Before applying cloud-slicing to TROPOMI, we evaluated TROPOMI with Pandora total columns at high-altitude sites (Mauna Loa, Izaña, Altzomoni) and Pandora and MAX-DOAS free-tropospheric columns at Izaña. We identified discrepancies between TROPOMI and ground-based NO₂ measurements that include a 13 % underestimate in TROPOMI stratospheric NO₂ variance and 50 % overestimate in TROPOMI tropospheric columns that would lead to an overestimate in cloud-sliced UT NO₂.

We retrieved UT NO₂ from TROPOMI by applying the refined cloud-slicing algorithm to corrected TROPOMI partial columns above optically thick clouds with cloud-top heights at 450–180 hPa using two alternate cloud products, FRESCO-S and ROCINN-CAL. ROCINN-CAL UT NO₂ has more extensive coverage (0–70^∘ N/S) than FRESCO-S (0–45^∘ N/S) due to its greater abundance of optically thick clouds.

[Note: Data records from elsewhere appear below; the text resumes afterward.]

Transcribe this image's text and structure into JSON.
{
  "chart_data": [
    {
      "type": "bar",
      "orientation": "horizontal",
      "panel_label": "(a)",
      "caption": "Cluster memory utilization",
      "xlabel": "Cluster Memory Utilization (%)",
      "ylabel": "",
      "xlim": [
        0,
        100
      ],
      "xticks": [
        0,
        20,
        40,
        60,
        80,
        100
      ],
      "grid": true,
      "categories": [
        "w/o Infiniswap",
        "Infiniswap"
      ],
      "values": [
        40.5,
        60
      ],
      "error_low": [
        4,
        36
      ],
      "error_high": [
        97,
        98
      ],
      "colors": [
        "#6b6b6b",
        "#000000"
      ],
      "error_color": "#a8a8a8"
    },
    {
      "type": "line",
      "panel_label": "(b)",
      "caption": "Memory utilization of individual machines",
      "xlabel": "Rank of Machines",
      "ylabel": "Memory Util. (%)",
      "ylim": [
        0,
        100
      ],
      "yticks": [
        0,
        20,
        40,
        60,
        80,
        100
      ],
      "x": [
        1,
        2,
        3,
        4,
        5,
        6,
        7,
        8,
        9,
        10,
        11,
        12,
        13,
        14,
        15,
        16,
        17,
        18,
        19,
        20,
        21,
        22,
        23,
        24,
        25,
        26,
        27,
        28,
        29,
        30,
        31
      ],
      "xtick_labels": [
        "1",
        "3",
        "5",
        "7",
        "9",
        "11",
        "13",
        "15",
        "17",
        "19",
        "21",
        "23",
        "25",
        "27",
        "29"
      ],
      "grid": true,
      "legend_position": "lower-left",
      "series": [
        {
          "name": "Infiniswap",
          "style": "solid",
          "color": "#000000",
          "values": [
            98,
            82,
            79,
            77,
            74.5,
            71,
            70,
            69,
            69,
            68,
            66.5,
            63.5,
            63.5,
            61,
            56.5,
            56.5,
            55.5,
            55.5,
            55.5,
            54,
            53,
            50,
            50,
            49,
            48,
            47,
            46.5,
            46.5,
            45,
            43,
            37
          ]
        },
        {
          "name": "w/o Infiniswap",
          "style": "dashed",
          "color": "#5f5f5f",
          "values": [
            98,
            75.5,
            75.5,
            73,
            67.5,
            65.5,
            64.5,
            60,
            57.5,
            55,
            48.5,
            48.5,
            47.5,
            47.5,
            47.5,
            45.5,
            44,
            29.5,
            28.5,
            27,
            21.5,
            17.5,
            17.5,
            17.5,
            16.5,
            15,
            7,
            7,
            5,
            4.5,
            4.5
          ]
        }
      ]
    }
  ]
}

Coincident UT NO₂ values from the two products exhibit similar spatial distribution, but background UT NO₂ from ROCINN-CAL is 4–9 pptv more than FRESCO-S. This is due to greater contamination from NO₂ below clouds in ROCINN-CAL but also steeper cloud-slicing regression slopes for ROCINN-CAL, as cloud-top heights between the two products deviate with increasing cloud-top pressure. Ongoing validation studies are needed to resolve these differences.

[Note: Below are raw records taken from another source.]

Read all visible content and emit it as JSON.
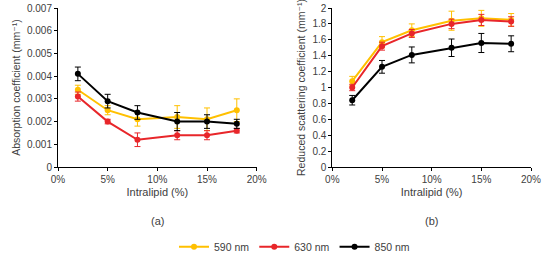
{
  "chart_data": [
    {
      "type": "line",
      "title": "(a)",
      "x_label": "Intralipid (%)",
      "y_label": "Absorption coefficient (mm⁻¹)",
      "x": [
        2,
        5,
        8,
        12,
        15,
        18
      ],
      "xlim": [
        0,
        20
      ],
      "xticks": [
        {
          "value": 0,
          "label": "0%"
        },
        {
          "value": 5,
          "label": "5%"
        },
        {
          "value": 10,
          "label": "10%"
        },
        {
          "value": 15,
          "label": "15%"
        },
        {
          "value": 20,
          "label": "20%"
        }
      ],
      "ylim": [
        0,
        0.007
      ],
      "yticks": [
        0,
        0.001,
        0.002,
        0.003,
        0.004,
        0.005,
        0.006,
        0.007
      ],
      "grid": false,
      "legend": "bottom",
      "series": [
        {
          "name": "590 nm",
          "color": "#ffc000",
          "marker": "circle",
          "values": [
            0.0034,
            0.0025,
            0.0021,
            0.0022,
            0.0021,
            0.0025
          ],
          "error": [
            0.0002,
            0.0002,
            0.0003,
            0.0005,
            0.0005,
            0.0005
          ]
        },
        {
          "name": "630 nm",
          "color": "#e8262a",
          "marker": "circle",
          "values": [
            0.0031,
            0.002,
            0.0012,
            0.0014,
            0.0014,
            0.0016
          ],
          "error": [
            0.0002,
            0.0001,
            0.0003,
            0.0002,
            0.0002,
            0.0001
          ]
        },
        {
          "name": "850 nm",
          "color": "#000000",
          "marker": "circle",
          "values": [
            0.0041,
            0.0029,
            0.0024,
            0.002,
            0.002,
            0.0019
          ],
          "error": [
            0.0003,
            0.0003,
            0.0003,
            0.0004,
            0.0003,
            0.0002
          ]
        }
      ]
    },
    {
      "type": "line",
      "title": "(b)",
      "x_label": "Intralipid (%)",
      "y_label": "Reduced scattering coefficient (mm⁻¹)",
      "x": [
        2,
        5,
        8,
        12,
        15,
        18
      ],
      "xlim": [
        0,
        20
      ],
      "xticks": [
        {
          "value": 0,
          "label": "0%"
        },
        {
          "value": 5,
          "label": "5%"
        },
        {
          "value": 10,
          "label": "10%"
        },
        {
          "value": 15,
          "label": "15%"
        },
        {
          "value": 20,
          "label": "20%"
        }
      ],
      "ylim": [
        0,
        2
      ],
      "yticks": [
        0,
        0.2,
        0.4,
        0.6,
        0.8,
        1,
        1.2,
        1.4,
        1.6,
        1.8,
        2
      ],
      "grid": false,
      "legend": "bottom",
      "series": [
        {
          "name": "590 nm",
          "color": "#ffc000",
          "marker": "circle",
          "values": [
            1.08,
            1.57,
            1.72,
            1.84,
            1.87,
            1.85
          ],
          "error": [
            0.06,
            0.07,
            0.08,
            0.12,
            0.1,
            0.08
          ]
        },
        {
          "name": "630 nm",
          "color": "#e8262a",
          "marker": "circle",
          "values": [
            1.0,
            1.52,
            1.68,
            1.8,
            1.85,
            1.83
          ],
          "error": [
            0.04,
            0.05,
            0.05,
            0.06,
            0.07,
            0.06
          ]
        },
        {
          "name": "850 nm",
          "color": "#000000",
          "marker": "circle",
          "values": [
            0.84,
            1.26,
            1.41,
            1.5,
            1.56,
            1.55
          ],
          "error": [
            0.06,
            0.08,
            0.1,
            0.11,
            0.12,
            0.1
          ]
        }
      ]
    }
  ]
}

Both products are spatially correlated with the existing coarse resolution (5^∘ latitude × 8^∘ longitude) Ozone Monitoring Instrument (OMI) product, except that TROPOMI is 16–36 pptv more than OMI, which we reason is due to the widely documented increase in NO₂ with altitude from the OMI pressure ceiling (280 hPa) to that for TROPOMI (180 hPa) and differences in NO₂ column density retrievals.

TROPOMI UT NO₂ products presented here have the potential to provide routine, extensive, and consistent measurements of NO_x in the UT and, as TROPOMI observations accumulate, aid in characterizing interannual and long-term variability in NO_x in the undersampled UT.